How not to join tables in LightSpeed

We’ve had a couple of customers recently asking about writing joins using LightSpeed query expressions.

Not so fast!

A lot of the time when the SQL part of your brain is thinking “I need to write a join here,” what you’re actually doing is traversing an association. And in a lot of cases, LightSpeed can take care of that for you.

Suppose that you want to filter on a property of an associated entity. For example, you want to get all the Comments where the Contribution on which the comment occurs was posted by a particular User. In pseudo-SQL, that would be something like SELECT * FROM Comment WHERE Comment.Contribution.UserId = n.

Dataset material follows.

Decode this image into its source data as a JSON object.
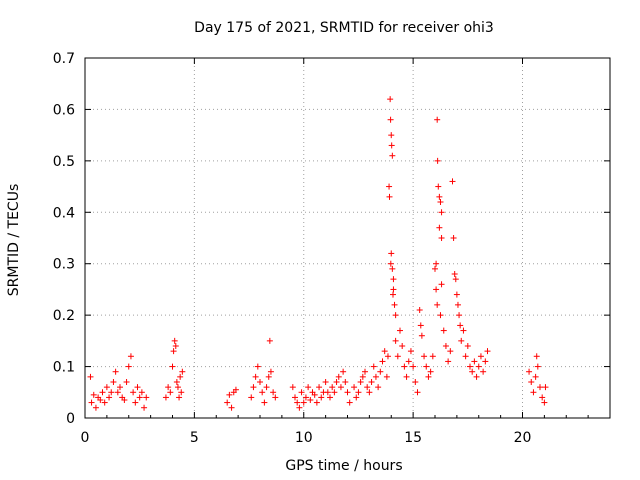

Of course that isn’t legal SQL, and if you wanted to write the query in real SQL you’d use a join to bring the Contribution table into the query.

But in LightSpeed you don’t have to do that. You can use a dotted path just like a C# or VB property access:

var comments = uow.Find<Comment>(Entity.Attribute("Contribution.UserId") == userId);

It even works for collections too. When you dotted-path through a collection, LightSpeed rewrites this as a query that will pass if any member of the collection matches. Here’s a query that gets all Users who have posted a Contribution with a rating of 4 or higher:

var users = uow.Find<User>(Entity.Attribute("Contributions.Rating") >= 4);

Of course there are some cases where you need to reach for an explicit join, but if all you want is to query on a property of an associated entity, don’t touch that dial — just use LightSpeed association syntax and let us take the strain.

Tagged as LightSpeed

11 Responses to “How not to join tables in LightSpeed”

  • Dear Mindscape: Could you please produce a LightSpeed music video with Ivan rapping and wearing hammer pants. Thanks.

  • But no dancing, right?

  • *shiver* magic strings… This is one of those scenarios where I prefer NHibernate.

  • I don’t think they’re particularly magical — just as in a query on a non-associated property, you write the C# expression for accessing that property, except now the expression happens to include dots because you’re traversing another object.

    Okay, the collection string is *slightly* magical, in that SomeCollection.SomePropertyOfTheIndividualEntitiesInThatCollection isn’t legal in C#. But it allows you to get the job done in a way which is easy to read and convenient to write. I think the small amount of magic involved is an acceptable tradeoff.

    Or were you meaning that you dislike the general concept of having the ORM generate SQL in a way that doesn’t map one-to-one onto the query as written, and you prefer to direct it explicitly so you know exactly what is going on? That’s a fair attitude: there is a tradeoff between explicitness and convenience and different people value them in different measures!

  • I just mean that it’s not strongly typed. If the property name changed on contributions then you’re not going to pick up the error that your query is broken.

    NHibernate would achieve the same thing doing something like:

    Contribution contribution = null;
    var result = session.QueryOver()
    .JoinAlias(x => x.Contributions, () => contribution, JoinType.InnerJoin)
    .Where(() => contribution.Rating > 4)
    .List();

  • Oh, fair enough. That’s because query objects were designed to work with .NET 2.0 and 3.0, before expression trees arrived. For strong typing you would usually just use LINQ.

    Also, even for query objects, you can use the generated field name constants to get errors if the names change e.g. Entity.Attribute(Comment.SubjectField) == “frist!!!”.

    Maybe one of these days I’ll also write a little helper library that allows you to write query expressions using strong-typed lambdas as per your NH example. That could make a nice little demo of working with expression trees. But since people using .NET 3.5 or above would typically turn first to LINQ, I’m not sure how useful it would be in practice.

  • I personally don’t like LINQ, it gets too complicated too easily. Lambda’s are much easier to read.

    So is it possible with LS to eager load without the string value? Every time I see examples it’s always with strings.

  • Heh, maybe I’ll make that helper library after all then!

    Named aggregates names are always strings. However if you use the designer it does generate constants for all the aggregate names in your project: if you use those constants, you will get a compiler error if one of the names changes. What this won’t catch is if there are multiple associations in the same aggregate and you forget to change the name on one of them.

  • Ivan: There will be dancing – http://www.youtube.com/watch?v=otCpCn0l4Wo#t=55s

  • I dislike the Named aggregates if you have got some more of them, it gets easly confusing and unmaintainable.

    Teleriks OpenAccess has a nice feature called “FetchPlans” especially the “fetchStrategy” looks good (strongly typed).

    http://www.telerik.com/help/openaccess-orm/dev-guide-crud-fetch-plans-per-query.html

  • I wonder if OpenAccess is slower then Entity Framework. I would assume it is based on teleriks control libraries.